Medida provisória zerou o imposto de importação de 20% sobre compras internacionais de até US$ 50, mas precisa ser aprovada pela Câmara e pelo Senado até 8 de setembro para se tornar definitiva
A chamada taxa das blusinhas voltou ao centro do debate após o governo editar uma medida provisória que zera o imposto de importação de 20% sobre compras internacionais de até US$ 50. A decisão, no entanto, ainda precisa ser analisada e aprovada pelo Congresso Nacional para continuar valendo.
A cobrança começou em agosto de 2024, quando o governo passou a aplicar 20% de imposto de importação sobre compras internacionais de até US$ 50, com o argumento de equilibrar a concorrência com o comércio brasileiro, que enfrenta uma carga maior de impostos e custos.

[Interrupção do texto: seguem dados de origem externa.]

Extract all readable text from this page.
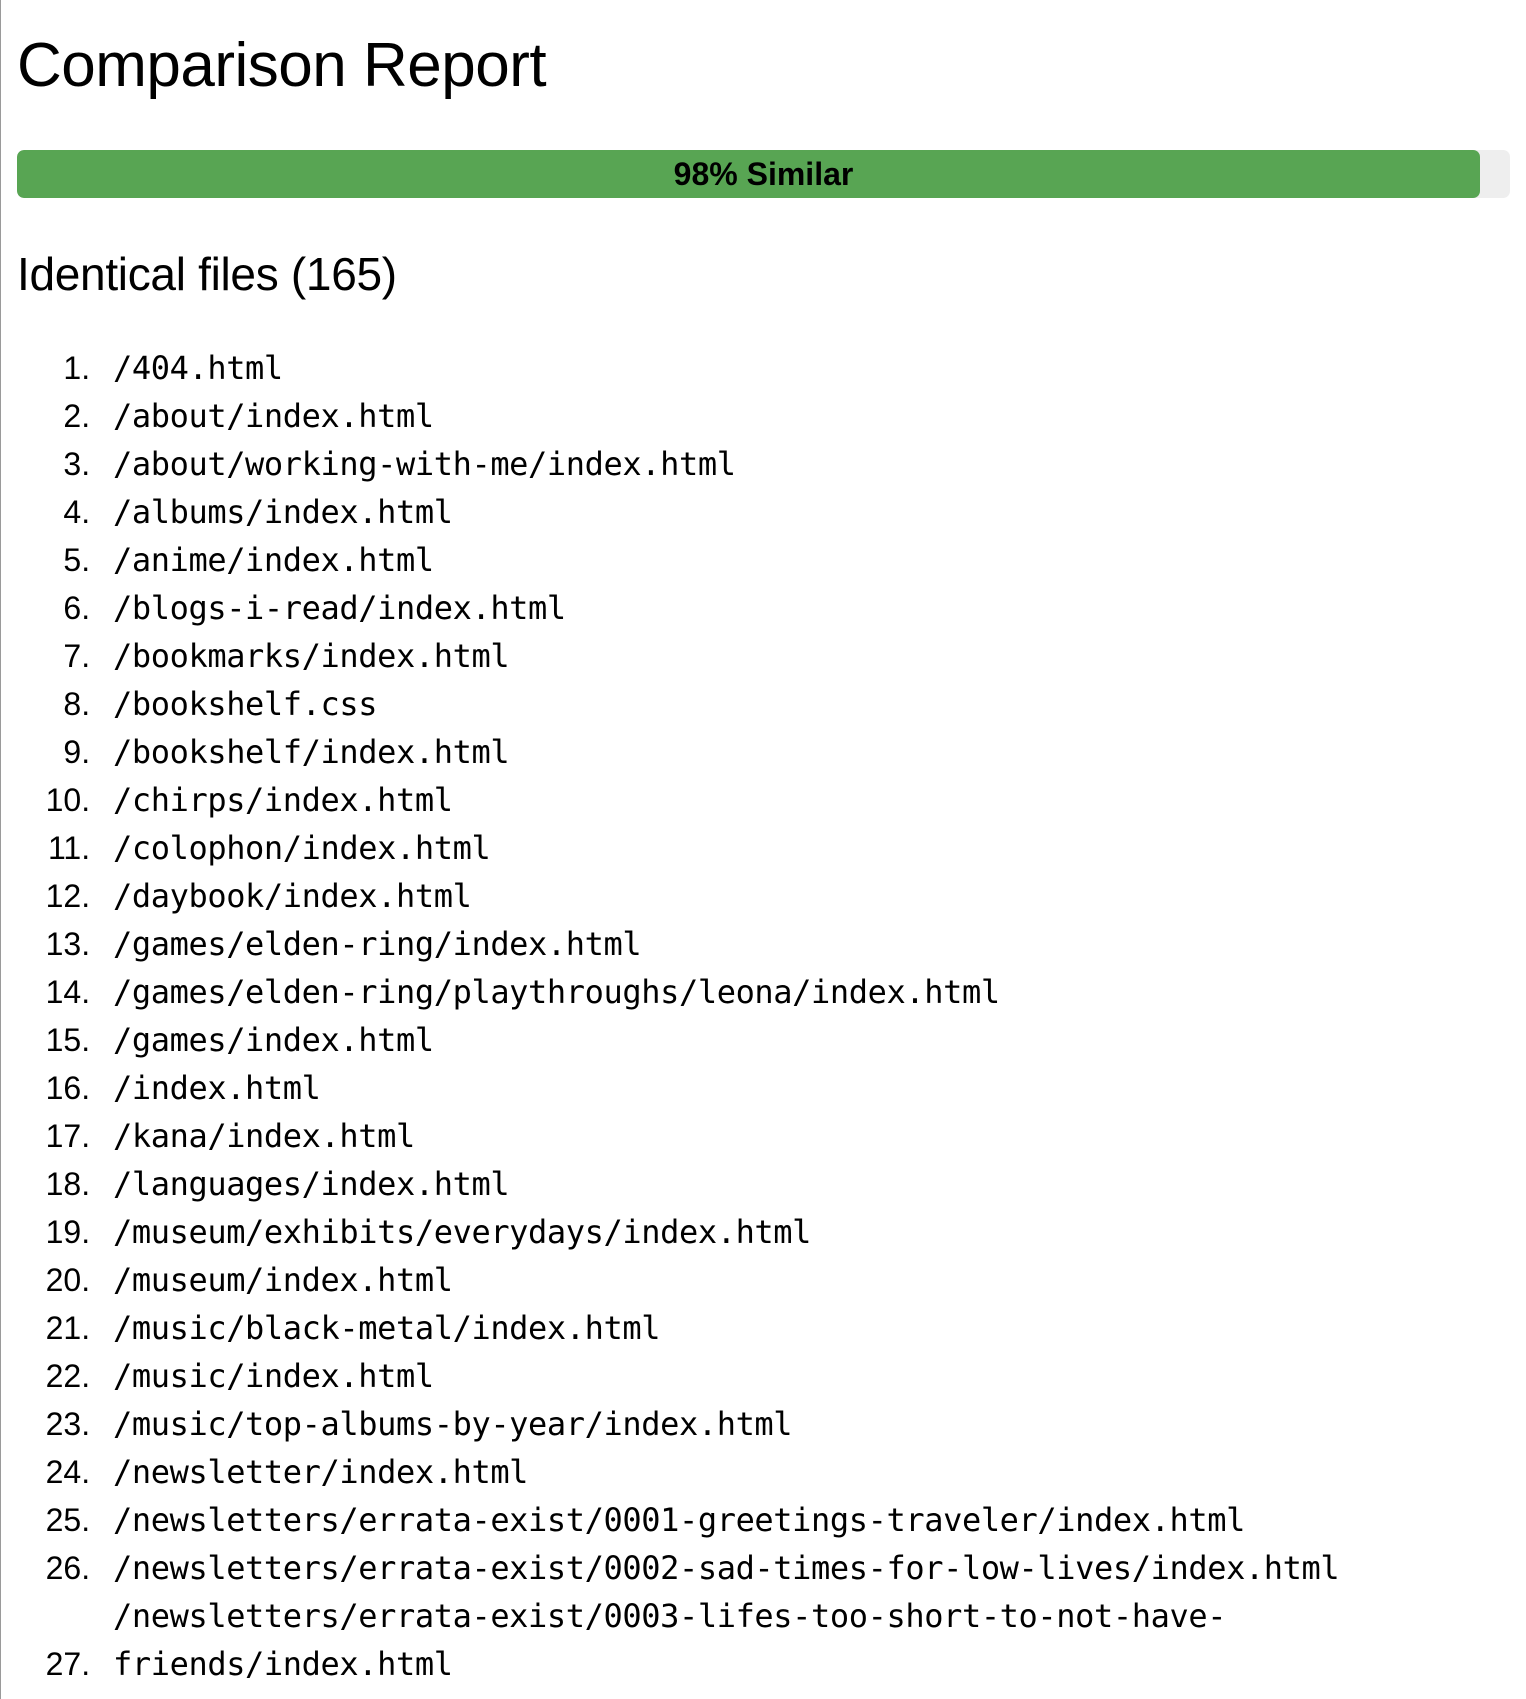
Comparison Report
98% Similar
Identical files (165)
1. /404.html
2. /about/index.html
3. /about/working-with-me/index.html
4. /albums/index.html
5. /anime/index.html
6. /blogs-i-read/index.html
7. /bookmarks/index.html
8. /bookshelf.css
9. /bookshelf/index.html
10. /chirps/index.html
11. /colophon/index.html
12. /daybook/index.html
13. /games/elden-ring/index.html
14. /games/elden-ring/playthroughs/leona/index.html
15. /games/index.html
16. /index.html
17. /kana/index.html
18. /languages/index.html
19. /museum/exhibits/everydays/index.html
20. /museum/index.html
21. /music/black-metal/index.html
22. /music/index.html
23. /music/top-albums-by-year/index.html
24. /newsletter/index.html
25. /newsletters/errata-exist/0001-greetings-traveler/index.html
26. /newsletters/errata-exist/0002-sad-times-for-low-lives/index.html
27. /newsletters/errata-exist/0003-lifes-too-short-to-not-have-friends/index.html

A medida ficou conhecida popularmente como taxa das blusinhas e atingiu principalmente consumidores que compravam roupas, acessórios e pequenos eletrônicos em plataformas estrangeiras.
Ao mesmo tempo, o governo implantou o programa Remessa Conforme e ampliou a fiscalização sobre as plataformas internacionais. Agora, a proposta é manter a fiscalização e a cobrança do ICMS, mas retirar o imposto federal que encarece as compras de menor valor.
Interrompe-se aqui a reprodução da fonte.